Paulo Coelho hiçbir zaman beni hüsrana uğratmadı.İnanılmaz bir sadelik ve akıcılıkla dünyayı, doğruyu,yanlışı felsefi ve psikolojik açıdan sorgulayabilme yeteneğine sahip başka bir yazar daha görmedim.Bu kitabı da belkide en iyilerinden. Deliliğin tarifi ancak bu denli açık ve tanımlayıcı olarak yapılabilirdi.Herşeyin yolunda gittiği bir ülkede halk su ihtiyaçlarını bir kuyudan, kralda kendi bahçesindeki özel kuyusundan giderirmiş.Bir gün bir büyücü halkın kullandığı kuyuya herkesi delirten bir zehir atmış. Bundan içen herkes delirip, farklılaşıyormuş. Yavaş yavş ülkedekiherkes delirmeye başlamış.Bir olup, bu kral bir acayip, bizi idare edemiyor, bunu krallıktan indirelim diye galeyana gelmeye başlamışlar.Ve sonunda ülkedeki herkes o sudan içmiş. Durumun vehametini farkeden kral ve kraliçe neyapacaklarını şaşırmış bir durumdalarmış. Kral en iyisi krallığı bırakalım diye teklif etmiş. Karısı da ne gerek var herkesin içtiği o sudan biz de içip onlar gibi olalım demiş. Ve nitekim onlarda o sudan içmişler ve onların arasına katılmışlar. O günden sonra hiçbir sorun kalmamış.Halk krallarında memnun, kralda halkından memnun olarak yaşamış gitmişler.
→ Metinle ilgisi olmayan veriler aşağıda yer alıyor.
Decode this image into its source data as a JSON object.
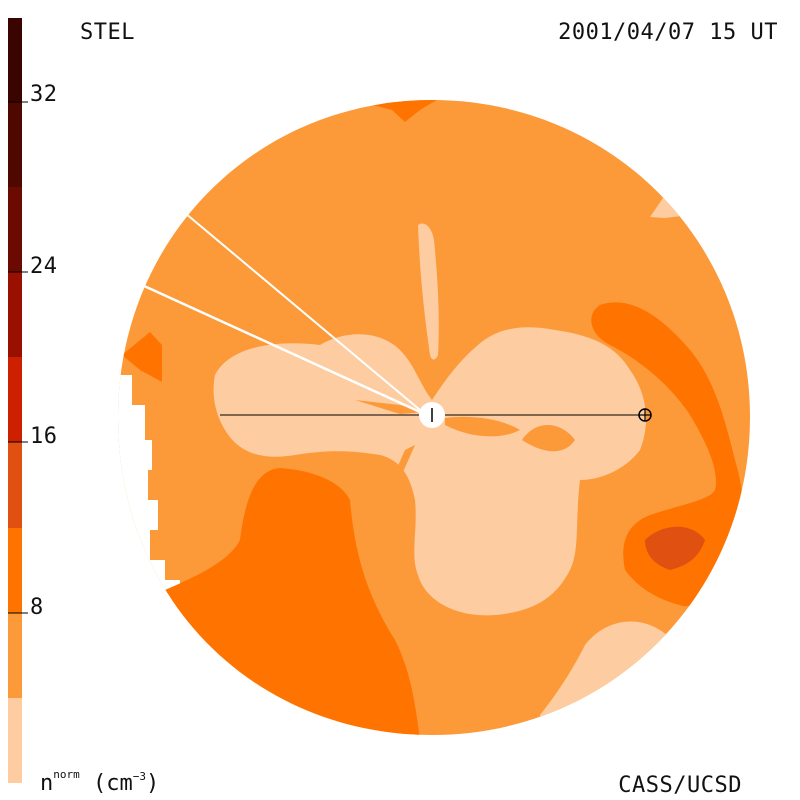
{
  "header": {
    "instrument": "STEL",
    "datetime": "2001/04/07 15 UT"
  },
  "footer": {
    "credit": "CASS/UCSD",
    "unit_base": "n",
    "unit_sup": "norm",
    "unit_paren_open": " (cm",
    "unit_exp": "−3",
    "unit_paren_close": ")"
  },
  "color_scale": {
    "ticks": [
      "32",
      "24",
      "16",
      "8"
    ],
    "bands": [
      "#3a0500",
      "#6a0a00",
      "#9a1000",
      "#cc2000",
      "#e05010",
      "#ff7300",
      "#fc9a3a",
      "#fdcca0"
    ]
  },
  "colors": {
    "background": "#ffffff",
    "level_1": "#fdcca0",
    "level_2": "#fc9a3a",
    "level_3": "#ff7300",
    "level_4": "#e05010",
    "sun": "#ffffff",
    "earth_line": "#000000"
  },
  "map": {
    "markers": [
      {
        "name": "sun-marker",
        "symbol": "center"
      },
      {
        "name": "earth-marker",
        "symbol": "⊕"
      }
    ]
  }
}
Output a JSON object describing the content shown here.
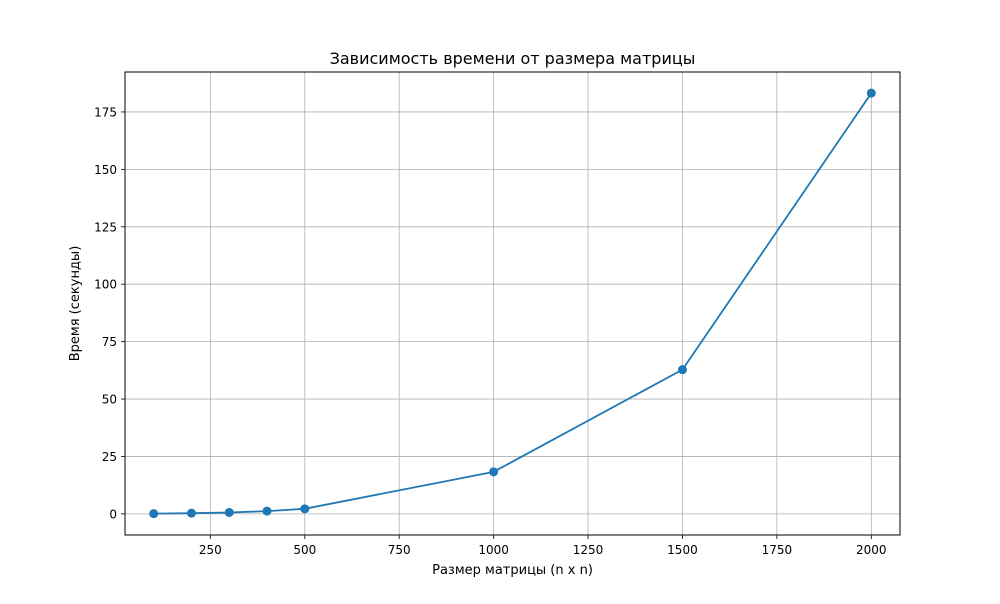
{
  "chart_data": {
    "type": "line",
    "title": "Зависимость времени от размера матрицы",
    "xlabel": "Размер матрицы (n x n)",
    "ylabel": "Время (секунды)",
    "x": [
      100,
      200,
      300,
      400,
      500,
      1000,
      1500,
      2000
    ],
    "series": [
      {
        "values": [
          0.1,
          0.3,
          0.6,
          1.2,
          2.2,
          18.3,
          62.8,
          183.2
        ]
      }
    ],
    "xlim": [
      24,
      2076
    ],
    "ylim": [
      -9.2,
      192.4
    ],
    "xticks": [
      250,
      500,
      750,
      1000,
      1250,
      1500,
      1750,
      2000
    ],
    "yticks": [
      0,
      25,
      50,
      75,
      100,
      125,
      150,
      175
    ],
    "grid": true,
    "legend": "none",
    "colors": {
      "line": "#1f77b4",
      "grid": "#b0b0b0",
      "axes": "#000000"
    }
  }
}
Gerçektede öyle değil mi? Kendimiz gibi olmayanları dışlayıp, kötü ve hatta daha ileri giderek DELİ olrak nitelemiyormuyuz.
Bu kitapta ayrıca son günlerde popüler olan varoluşçuluk felsefesinin psikiyatrideki kullanımı gözler önüne serilmekte.Hastaların biliçli olarak hipoglisemi komasına sokularak, ruhlarının bedenlerinden ayrılması (ki bu astral yolculuk olarak bilinmekte ) ve buesnada birbirlerine rastlaması, psikozlu hastalarda vitriol denilen bir maddenin artışı gibi bilimsel açıklamalrıda içeren, ölümün düşünsinin Nietzche'nin de dediği gibi hayatımıza katkıda bulunduğunu, gerçeklerle yüzleşmeden yaşamın değerini anlamanın pek mümkün olmadığını anlatan bu kitabı ben birkaç saat içinde, sıcaktan bunaldığım bir anda buz gibi bir bardak suyu içer gibi kana kana okudum. Ellerine ve zekana sağloık Poulo Coelho.